Namun, petugas justru memintanya melakukan rapid tes di luar rumah sakit, karena tidak ada fasilitas rapid tes di RSAD.

"Mereka bilang tidak ada fasilitas rapid tes, tapi tidak menyarankan saya rapid tes di laboraturium karena akan lama keluar hasilnya. Mereka minta saya ke puskesmas terdekat dengan tempat tinggal saya,” ujar Arianti.

“Padahal saya sudah memohon agar dilihat dulu kondisi kandungan saya, sudah bukaan berapa menuju proses kelahiran. Tapi mereka tidak mau, katanya harus ada hasil rapid tes dulu.”

Arianti menyesali sikap petugas yang sama sekali tak bersedia memeriksanya. Jika alasannya khawatir karena Covid-19, kata dia, padahal para petugas medis waktu itu mengenakan APD lengkap. Dirinya pun sama sekali tak ada gejala Covid-19.

Setelah diminta rapid tes, Arianti ditemani suami dan ibunya pulang ke rumah untuk mengganti pembalut yang telah penuh cairan lendir dan darah.

Selanjutnya, ia ke Puskesmas Pagesangan untuk melakukan rapid tes. Di sana, Arianti sempat masuk ke ruang bersalin Puskesmas dan memohon agar diperiksa kondisi kandungannya karena banyak cairan disertai darah yang keluar.

Lagi-lagi, petugas memintanya sabar dan harus melakukan rapid tes dulu. Ia pun malah diminta ikut antrean dalam kondisi yang semakin lemah.

Setelah suaminya protes karena akan melahirkan, petugas mengizinkan daftar lebih dulu tanpa ikut dalam antrean penanganan rapid tes dan diminta tunggu 30 menit untuk hasilnya.

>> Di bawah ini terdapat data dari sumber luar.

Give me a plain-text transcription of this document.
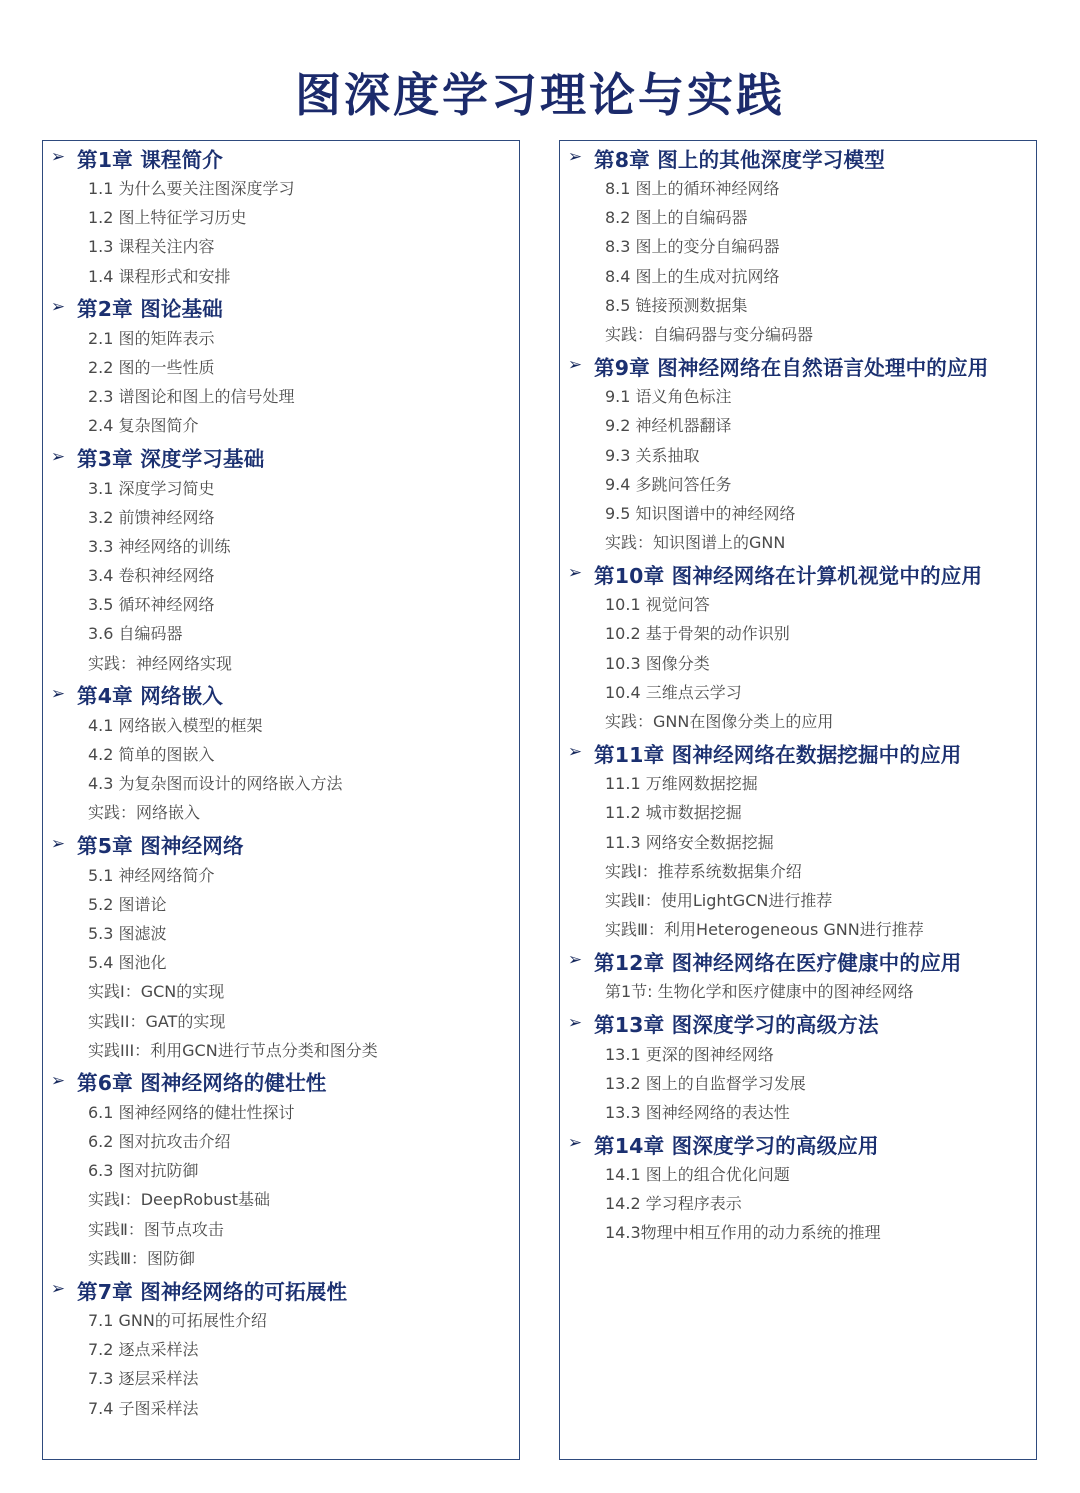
图深度学习理论与实践
➢ 第1章 课程简介
1.1 为什么要关注图深度学习
1.2 图上特征学习历史
1.3 课程关注内容
1.4 课程形式和安排
➢ 第2章 图论基础
2.1 图的矩阵表示
2.2 图的一些性质
2.3 谱图论和图上的信号处理
2.4 复杂图简介
➢ 第3章 深度学习基础
3.1 深度学习简史
3.2 前馈神经网络
3.3 神经网络的训练
3.4 卷积神经网络
3.5 循环神经网络
3.6 自编码器
实践：神经网络实现
➢ 第4章 网络嵌入
4.1 网络嵌入模型的框架
4.2 简单的图嵌入
4.3 为复杂图而设计的网络嵌入方法
实践：网络嵌入
➢ 第5章 图神经网络
5.1 神经网络简介
5.2 图谱论
5.3 图滤波
5.4 图池化
实践I：GCN的实现
实践II：GAT的实现
实践III：利用GCN进行节点分类和图分类
➢ 第6章 图神经网络的健壮性
6.1 图神经网络的健壮性探讨
6.2 图对抗攻击介绍
6.3 图对抗防御
实践Ⅰ：DeepRobust基础
实践Ⅱ：图节点攻击
实践Ⅲ：图防御
➢ 第7章 图神经网络的可拓展性
7.1 GNN的可拓展性介绍
7.2 逐点采样法
7.3 逐层采样法
7.4 子图采样法
➢ 第8章 图上的其他深度学习模型
8.1 图上的循环神经网络
8.2 图上的自编码器
8.3 图上的变分自编码器
8.4 图上的生成对抗网络
8.5 链接预测数据集
实践：自编码器与变分编码器
➢ 第9章 图神经网络在自然语言处理中的应用
9.1 语义角色标注
9.2 神经机器翻译
9.3 关系抽取
9.4 多跳问答任务
9.5 知识图谱中的神经网络
实践：知识图谱上的GNN
➢ 第10章 图神经网络在计算机视觉中的应用
10.1 视觉问答
10.2 基于骨架的动作识别
10.3 图像分类
10.4 三维点云学习
实践：GNN在图像分类上的应用
➢ 第11章 图神经网络在数据挖掘中的应用
11.1 万维网数据挖掘
11.2 城市数据挖掘
11.3 网络安全数据挖掘
实践Ⅰ：推荐系统数据集介绍
实践Ⅱ：使用LightGCN进行推荐
实践Ⅲ：利用Heterogeneous GNN进行推荐
➢ 第12章 图神经网络在医疗健康中的应用
第1节: 生物化学和医疗健康中的图神经网络
➢ 第13章 图深度学习的高级方法
13.1 更深的图神经网络
13.2 图上的自监督学习发展
13.3 图神经网络的表达性
➢ 第14章 图深度学习的高级应用
14.1 图上的组合优化问题
14.2 学习程序表示
14.3物理中相互作用的动力系统的推理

Arianti bahkan sempat minta tolong pada dokter di ruang bersalin puskesmas agar bisa melihat kondisi kandungannya karena merasakan kesakitan yang luar biasa.

"Dokternya bilang belum waktunya, tapi tanpa memeriksa saya. Saya diminta tunggu hasil rapid tes dulu " kata Arianti.

Arianti kemudian meminta ibunya menunggu hasil rapid tes di Puskesmas Pagesangan. Sementara dirinya pulang untuk mengganti pembalut.

Pihak keluarga kemudian minta surat rujukan ke puskesmas agar Arianti bisa ditangani di RSAD. Namun, petugas puskesmas enggan mengeluarkannya karena Arianti tak berada di tempat.

Setelah itu, keluarga memilih membawa Arianti ke rumah sakit swasta Permata Hati berbekal surat rapid tes dari puskesmas.

Sampai di RS Permata Hati, rapid tes dari puskesmas tidak diakui karena tidak ada stik rapid tesnya. Akhirnya, rapid tes kembali dilakukan di RS Permata Hati.

Penanganan pun mulai dilakukan, Arianti mengikuti pemeriksaan detak jantung bayi. Awalnya disebutkan detak jantung bayi yang dikandungnya lemah, tapi belakangan kembali normal.

Arianti merasal lega dan menyiapkan diri untuk menjalani persalinan dengan operasi caesar.

Namun nasib berkata lain. Ternyata bayi yang akan diberi nama Made Arsya Prasetya Jaya itu telah meninggal dunia.

"Saya tak sanggup, saya tidak bisa lagi mengatakan apa-apa. Saya hanya membesarkan hati istri saya, " kata Rudi, suami Arianti.